Thanks for taking time to respond to my query. The reason hibernation is so important to me is that, after a lifetime of working with computers of every shade, I am now retired. I come upstairs to my computer 0, 1 or several times everyday. Sometimes I leave and return later several times a day if I'm working on something. I would be shutting it down and re-booting it so often that it would be really inconvenient. I have encrypted drives to mount and decrypt and a series of virtual machines to restart each time I turn it on. And I do not want it to be on for a couple of days when I don't go up to my studio at all. But I really do appreciate your detailed explanation.

When you configured Hibernate, did you set your swap file on a separate partition?

Yes. The dedicated swap partition is 18 Gb's. It's type is 'swap'. The system is running with 16 Gb's of RAM. If the swap file is where the image of the running system is stored during hibernation, then that is probably the only use that partition receives. With 16 Gb's of RAM I do not expect there to be a need for swapping.

You have probably already looked this up. But in case you haven't, here is the recommend driver version from the NVIDIA website:

Linux x64 (AMD64/EM64T) Display Driver

Version: 470.223.02
Release Date: 2023.10.31
Operating System: Linux 64-bit
Language: English (US)
File Size: 258.02 MB
It appears that I have the latest driver installed.

Using Nvidia with Secure Boot enabled or on Wayland can cause this issue.

If this issue persists on Xorg and with Secure Boot disabled, switching to a different driver may help. You might try the Open Source Nouveau or try the Xswat updates.

sudo add-apt-repository ppa:ubuntu-x-swat/updates

sudo apt update && sudo apt full-upgrade

Thank-you for this. I am reluctant to replace the Nvidia drivers with non-Nvidia drivers. I may yet do so.

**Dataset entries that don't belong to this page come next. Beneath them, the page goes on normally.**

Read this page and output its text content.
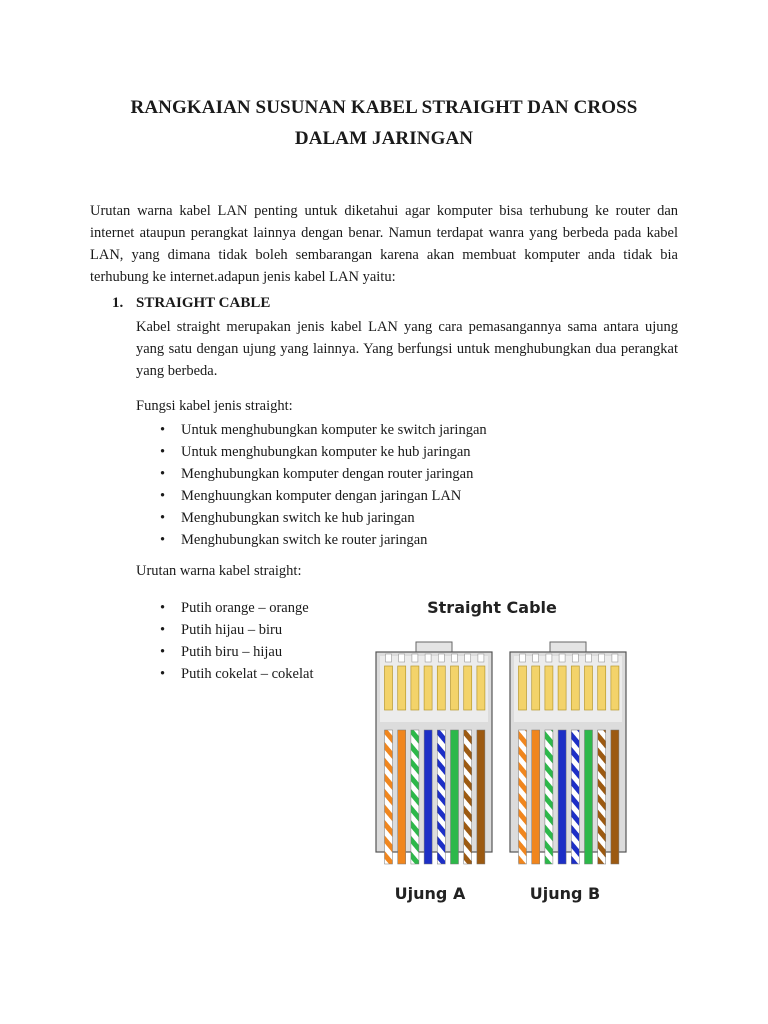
RANGKAIAN SUSUNAN KABEL STRAIGHT DAN CROSS
DALAM JARINGAN
Urutan warna kabel LAN penting untuk diketahui agar komputer bisa terhubung ke router dan internet ataupun perangkat lainnya dengan benar. Namun terdapat wanra yang berbeda pada kabel LAN, yang dimana tidak boleh sembarangan karena akan membuat komputer anda tidak bia terhubung ke internet.adapun jenis kabel LAN yaitu:
1. STRAIGHT CABLE
Kabel straight merupakan jenis kabel LAN yang cara pemasangannya sama antara ujung yang satu dengan ujung yang lainnya. Yang berfungsi untuk menghubungkan dua perangkat yang berbeda.
Fungsi kabel jenis straight:
• Untuk menghubungkan komputer ke switch jaringan
• Untuk menghubungkan komputer ke hub jaringan
• Menghubungkan komputer dengan router jaringan
• Menghuungkan komputer dengan jaringan LAN
• Menghubungkan switch ke hub jaringan
• Menghubungkan switch ke router jaringan
Urutan warna kabel straight:
• Putih orange – orange
• Putih hijau – biru
• Putih biru – hijau
• Putih cokelat – cokelat
Straight Cable
Ujung A	Ujung B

But first I am going to get my UPS battery replaced ... and then update the BIOS. There has been more than one update to the BIOS since I bought the ASUS motherboard in 2021. If I ever get this resolved before this thread is closed, I will describe the fix here.

The commands above do not replace Nvidia Drivers with Non-Nvidia drivers. They include improved mesa drivers and x-drivers.

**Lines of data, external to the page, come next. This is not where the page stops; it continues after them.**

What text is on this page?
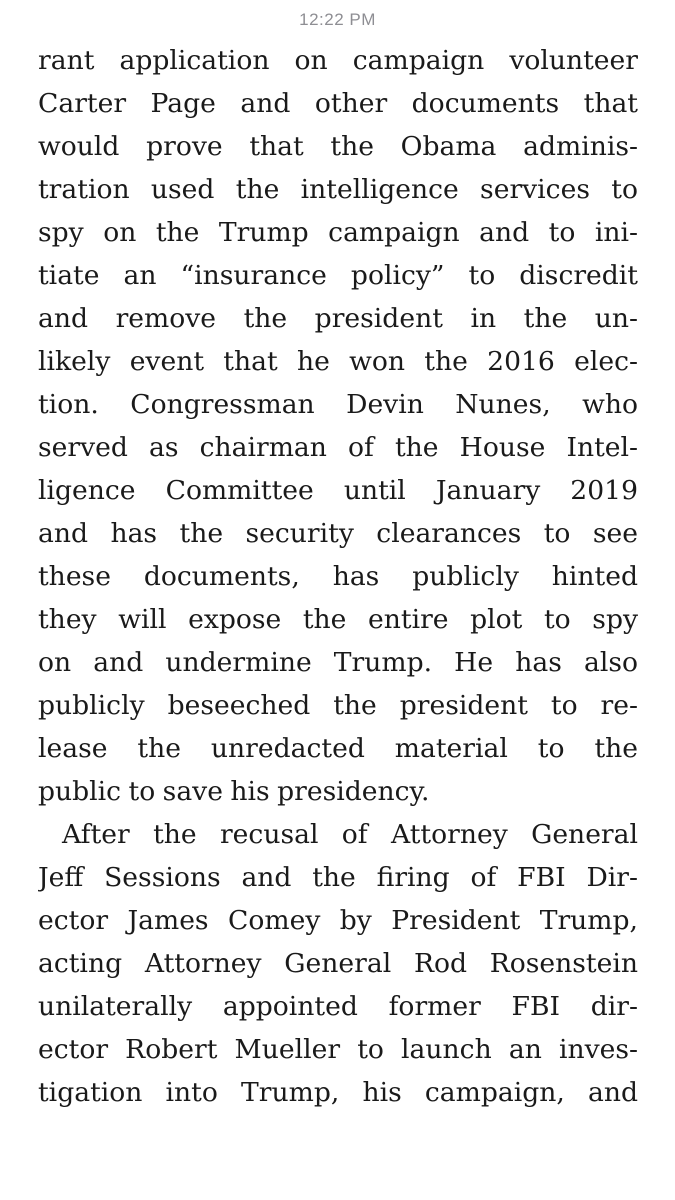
12:22 PM

rant application on campaign volunteer
Carter Page and other documents that
would prove that the Obama adminis-
tration used the intelligence services to
spy on the Trump campaign and to ini-
tiate an “insurance policy” to discredit
and remove the president in the un-
likely event that he won the 2016 elec-
tion. Congressman Devin Nunes, who
served as chairman of the House Intel-
ligence Committee until January 2019
and has the security clearances to see
these documents, has publicly hinted
they will expose the entire plot to spy
on and undermine Trump. He has also
publicly beseeched the president to re-
lease the unredacted material to the
public to save his presidency.

After the recusal of Attorney General
Jeff Sessions and the firing of FBI Dir-
ector James Comey by President Trump,
acting Attorney General Rod Rosenstein
unilaterally appointed former FBI dir-
ector Robert Mueller to launch an inves-
tigation into Trump, his campaign, and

Yes, I definitely agree with doing this first.

I see. Then I will update the mesa and x-drivers after I see if updating the BIOS helps with my problem.

Thanks for this. However, I could not figure out how to use the site because it seems to reference only complete, commercial systems. Mine is a home-brew tower with an ASUS motherboard, an AMD Rysen CPU and an NVidia graphics card. I poked around for awhile, but eventually gave up.

Many users custom build their own machines. I believe the linked sites still apply due to the hardware in question still being applicable.

I did try to just find my hardware components, but I failed. I may try again.